Your partner has a building land. You decide to build a house together on the ground of your partner.
What do you pay attention to as a couple? You can read it below. A partner does not automatically become the co-owner of the property.
One of the partners of a couple has a building land. Either self-financed or received through family. In any case, this person owns a building land and his partner comes later in life.
The couple decide to build the family home together. Does the partner automatically become co-owner of the property?Landowner = owner of the property by right of retraction
The law states that the landowner also becomes the owner of all buildings on the ground. They call this the right of retraction. This means that a partner is not automatically considered as the co-owner of a family home. On the contrary. The owner of the land also becomes the owner of the property.
This is a legal presumption and fortunately can be refuted
How does a partner prove that he is "co-owner" of the home?
A partner can prove to be "co-owner" of the family home. This is a factual situation that will be studied by a judge in complete independence and sovereignty.
Proof that a partner is a co-owner may, among other things, appear from the following:
• Quotation from the building contractor is on both names
• Contract with the building contractor is on both names
• Invoices are written on both names
• You both signed for the home loan
It could therefore immediately cause problems if both names are not (always) on one of those documents. Moreover, it remains a factual fact about which a judge will pass a decision later.
Take precautions as a couple
As a couple you can best anticipate this by taking as many precautions as possible. Here too, "The best deals make the best friends."
The possible solutions then differ depending on the "relationship" between the 2 partners.
Marriage on the horizon
If the couple is sure that they are about to get married, it is best to have the land brought into the marriage community by a notary. The land then becomes common. And so also the family home. Of course, the partner who owns the land must agree to this.
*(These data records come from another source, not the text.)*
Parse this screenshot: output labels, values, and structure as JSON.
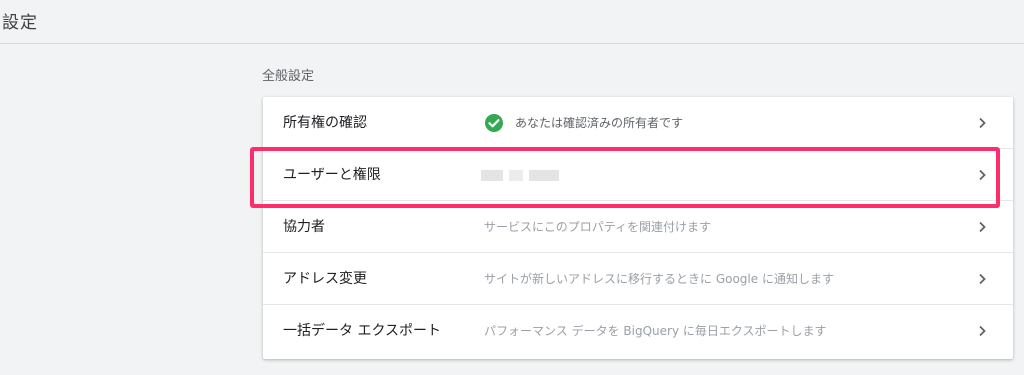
{
  "header": {
    "title": "設定"
  },
  "section": {
    "title": "全般設定"
  },
  "rows": [
    {
      "label": "所有権の確認",
      "desc": "あなたは確認済みの所有者です",
      "status_icon": "check-circle-icon",
      "status_color": "#34a853"
    },
    {
      "label": "ユーザーと権限",
      "desc": ""
    },
    {
      "label": "協力者",
      "desc": "サービスにこのプロパティを関連付けます"
    },
    {
      "label": "アドレス変更",
      "desc": "サイトが新しいアドレスに移行するときに Google に通知します"
    },
    {
      "label": "一括データ エクスポート",
      "desc": "パフォーマンス データを BigQuery に毎日エクスポートします"
    }
  ],
  "highlight_color": "#ff2e6a",
  "chevron_icon": "chevron-right-icon"
}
A legally cohabiting couple
As a couple, you can 'indicate' at the municipality that you live together legally. Now that the relationship has become somewhat more "official", there is a legal presumption of indivisibility. This means that the law says that both partners are the owners. Each for an equal part.
But this legal presumption can also be refuted. Again, there is therefore no 100% certainty. This could be solved by a cohabitation contract. The torque then determines what the power looks like and how it will be built up.
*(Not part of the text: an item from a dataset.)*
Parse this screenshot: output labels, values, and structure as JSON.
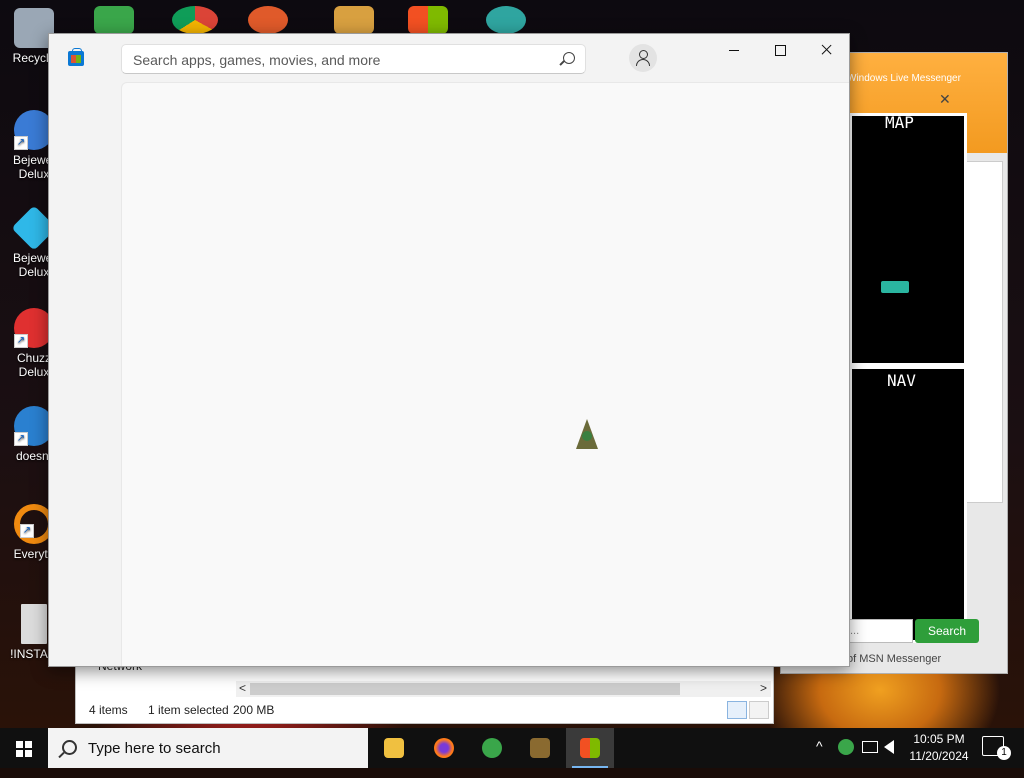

Practically living together
When a couple simply lives together 'factually', there is no legal presumption of indivisibility.
Here too, the couple could opt for a cohabitation contract, just like with legal cohabiting couples. In this way the partner creates (without ground) evidence that could be used later.
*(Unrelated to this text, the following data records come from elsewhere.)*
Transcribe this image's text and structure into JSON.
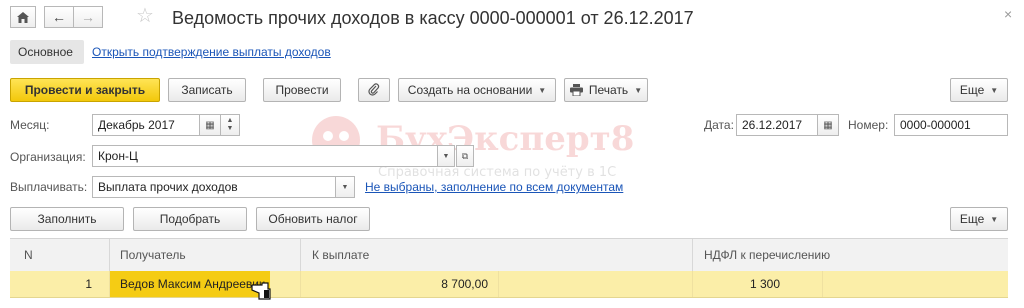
{
  "window": {
    "title": "Ведомость прочих доходов в кассу 0000-000001 от 26.12.2017",
    "close_glyph": "×"
  },
  "nav_tabs": {
    "main": "Основное",
    "link": "Открыть подтверждение выплаты доходов"
  },
  "toolbar": {
    "post_close": "Провести и закрыть",
    "save": "Записать",
    "post": "Провести",
    "create_based": "Создать на основании",
    "print": "Печать",
    "more": "Еще"
  },
  "form": {
    "month_label": "Месяц:",
    "month_value": "Декабрь 2017",
    "date_label": "Дата:",
    "date_value": "26.12.2017",
    "number_label": "Номер:",
    "number_value": "0000-000001",
    "org_label": "Организация:",
    "org_value": "Крон-Ц",
    "pay_label": "Выплачивать:",
    "pay_value": "Выплата прочих доходов",
    "pay_link": "Не выбраны, заполнение по всем документам"
  },
  "table_toolbar": {
    "fill": "Заполнить",
    "pick": "Подобрать",
    "update_tax": "Обновить налог",
    "more": "Еще"
  },
  "table": {
    "columns": [
      "N",
      "Получатель",
      "К выплате",
      "НДФЛ к перечислению"
    ],
    "rows": [
      {
        "n": "1",
        "recipient": "Ведов Максим Андреевич",
        "amount": "8 700,00",
        "tax": "1 300"
      }
    ]
  },
  "watermark": {
    "brand": "БухЭксперт8",
    "tagline": "Справочная система по учёту в 1С"
  },
  "colors": {
    "accent_yellow": "#f5cc14",
    "selected_row": "#fbeea8",
    "link_blue": "#1a55b8"
  }
}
Safety net via cost theory
In the worst case, cost theory can serve as a safety net. This cost theory makes a distinction between three types of costs to which the partner (without land) could or could not claim reimbursement.
The necessary costs are the costs incurred by the partner for saving the property. These costs can be fully recovered.
There are also 'useful costs'. These are costs incurred by a couple to create added value. Here it is different, and only the surplus value can be recovered.
Finally, there are 'luxury costs'. These costs cannot be included anywhere else and only relate to luxury. These costs can never be recovered.
Get advice from a notary
As you have noticed, this is not an obvious situation. There is a lot involved. That is why you best anticipate problems and you seek the advice of a notary. That way you make the best appointments and therefore also the best friends.